Toy shelves lined the walls, full of everything any little girl could ever want. There were dolls from every foreign country dressed in native costumes. There were toy tea sets and dinner sets, picture books and storybooks, beach balls and bouncing balls, jumping ropes with fanc
y handles, jacks, boxes of games, puzzles and paint sets … oh, there was nothing they hadn’t bought for the First, the Best and the Most Perfect Audrina—far more than they’d bought for me. On those dark and brooding shelves where the toys sat eternally grieving and waiting to be loved again were dozens of soft, plushy, pastel animals, all with dark button eyes that glinted and gleamed and seemed to follow my movements. Even baby rattles with small teeth marks were there, and worn-looking bronzed baby shoes in which she’d taken her first steps. They hadn’t saved mine and had them bronzed, nor had they saved Vera’s.
Beneath the wide windows covered by fussy white Priscilla curtains was a dollhouse. A child’s toy table with four chairs was set and ready for a party that was never given. Fancy rugs were scattered about to make stepping stones across the room, compartmentalizing it into rooms within a room, or mazes within a maze.
Quietly as vandals we left the doorway and stole inside that room that breathlessly awaited us. My bedroom slippers were left in the hallway outside, as were his, to show our respect to this room where the perfect daughter had once reigned. The very way Papa had taught me to bow my head and lower my eyes and speak in reverent whispers once I was in this room instilled fear in me. Expectantly, he kept his eyes on me, as if waiting for her specialness to jump into my brain and fill my Swiss cheese memory with the First Audrina’s gifts.

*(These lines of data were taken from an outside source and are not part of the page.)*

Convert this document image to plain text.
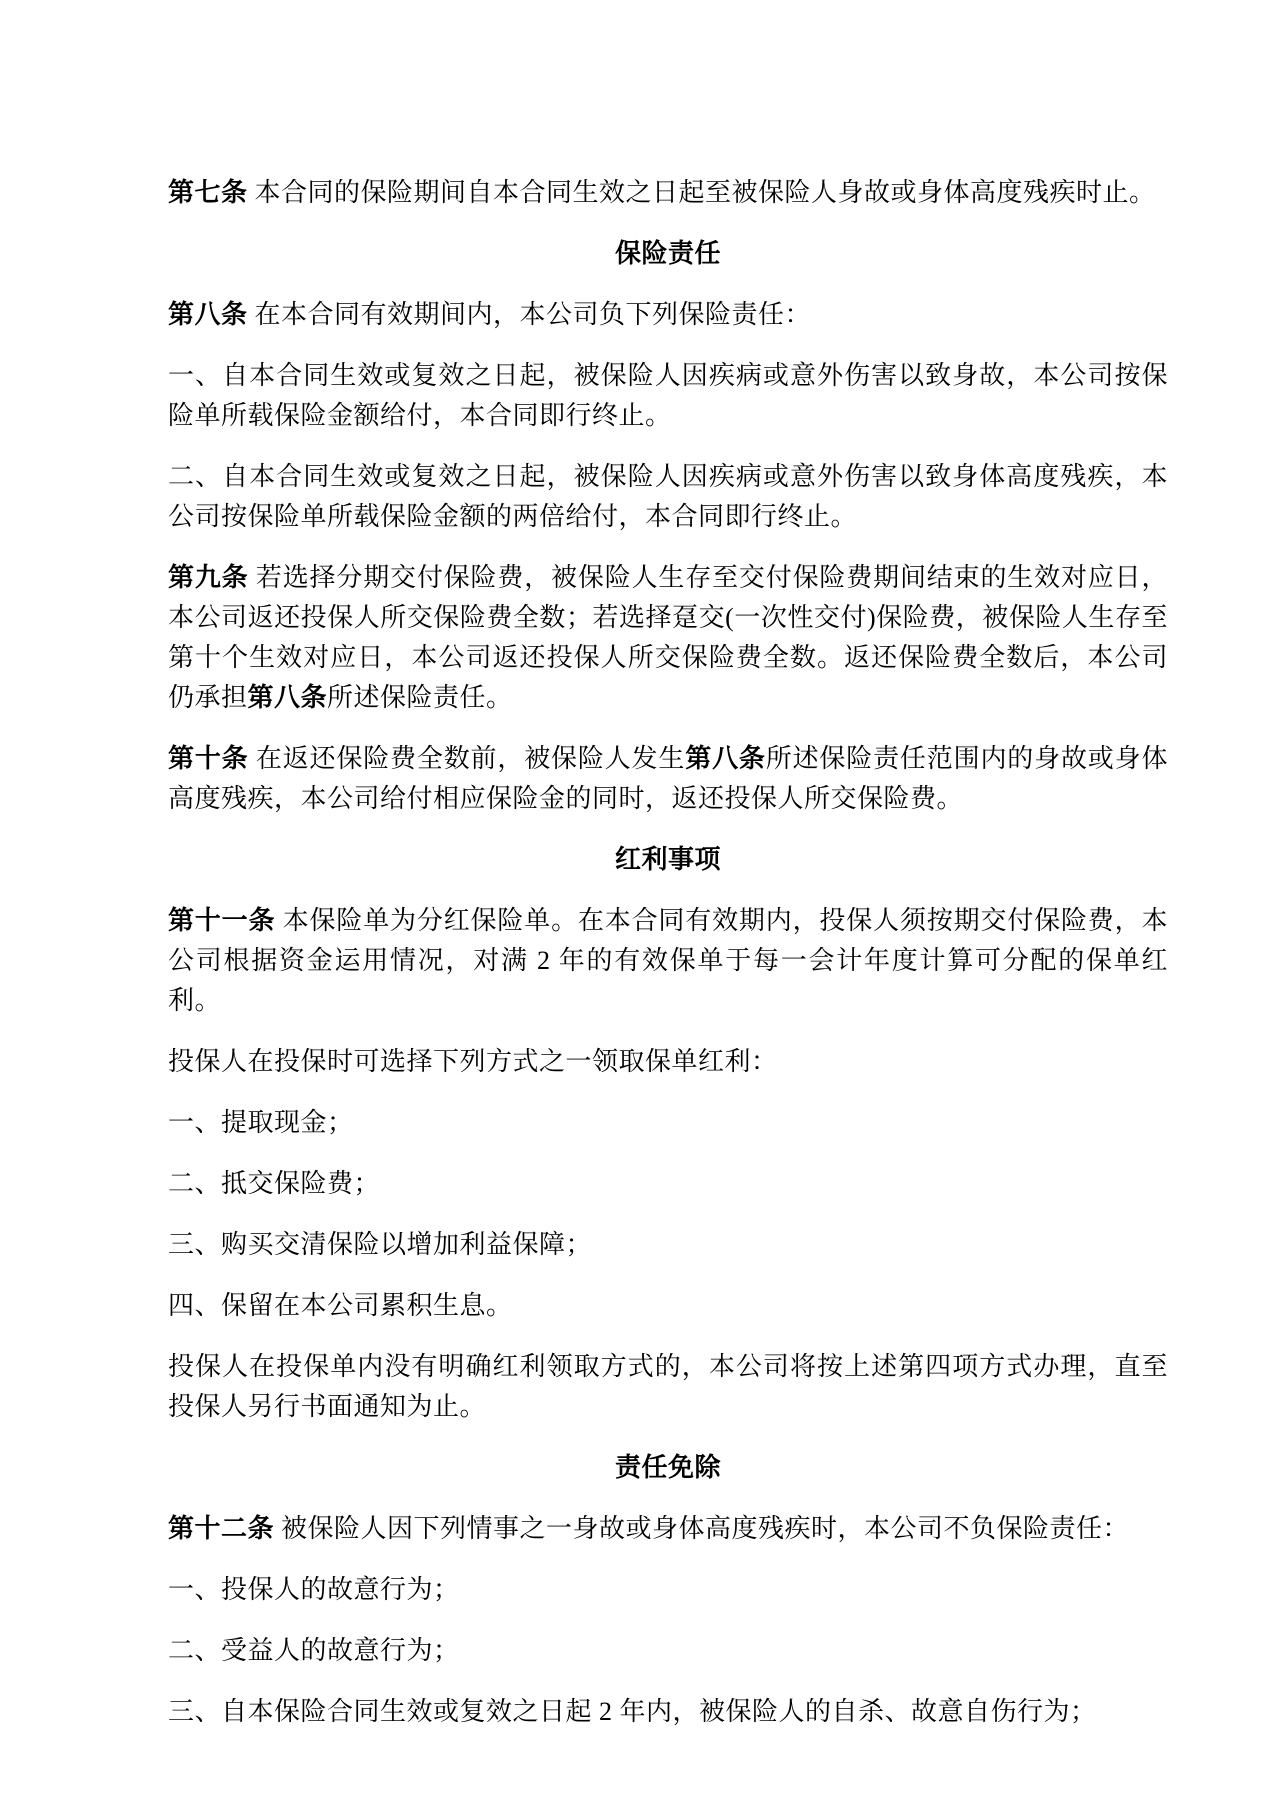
第七条 本合同的保险期间自本合同生效之日起至被保险人身故或身体高度残疾时止。

保险责任

第八条 在本合同有效期间内，本公司负下列保险责任：

一、自本合同生效或复效之日起，被保险人因疾病或意外伤害以致身故，本公司按保险单所载保险金额给付，本合同即行终止。

二、自本合同生效或复效之日起，被保险人因疾病或意外伤害以致身体高度残疾，本公司按保险单所载保险金额的两倍给付，本合同即行终止。

第九条 若选择分期交付保险费，被保险人生存至交付保险费期间结束的生效对应日，本公司返还投保人所交保险费全数；若选择趸交(一次性交付)保险费，被保险人生存至第十个生效对应日，本公司返还投保人所交保险费全数。返还保险费全数后，本公司仍承担第八条所述保险责任。

第十条 在返还保险费全数前，被保险人发生第八条所述保险责任范围内的身故或身体高度残疾，本公司给付相应保险金的同时，返还投保人所交保险费。

红利事项

第十一条 本保险单为分红保险单。在本合同有效期内，投保人须按期交付保险费，本公司根据资金运用情况，对满 2 年的有效保单于每一会计年度计算可分配的保单红利。

投保人在投保时可选择下列方式之一领取保单红利：

一、提取现金；

二、抵交保险费；

三、购买交清保险以增加利益保障；

四、保留在本公司累积生息。

投保人在投保单内没有明确红利领取方式的，本公司将按上述第四项方式办理，直至投保人另行书面通知为止。

责任免除

第十二条 被保险人因下列情事之一身故或身体高度残疾时，本公司不负保险责任：

一、投保人的故意行为；

二、受益人的故意行为；

三、自本保险合同生效或复效之日起 2 年内，被保险人的自杀、故意自伤行为；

He kept watching me, waiting for something to happen, but when I only turned in circles, staring at one thing and then another, he grew impatient and gestured toward the only adult-sized chair in the room—the magic rocking chair with the lacy calla-lily back and the rose velvet cushion. I inched toward it reluctantly, holding my breath as I forced myself to sit. Once I had stiffly settled myself on the seat, he came to kneel at my side. Then began his ritual of kisses rained on my hair, my face, even my arms and hands, all meant to tell me that he loved me best. He murmured endearments in my ear, his breath hot and damp, and before I could protest, he bounded to his feet and raced from the room, slamming and locking the door behind him.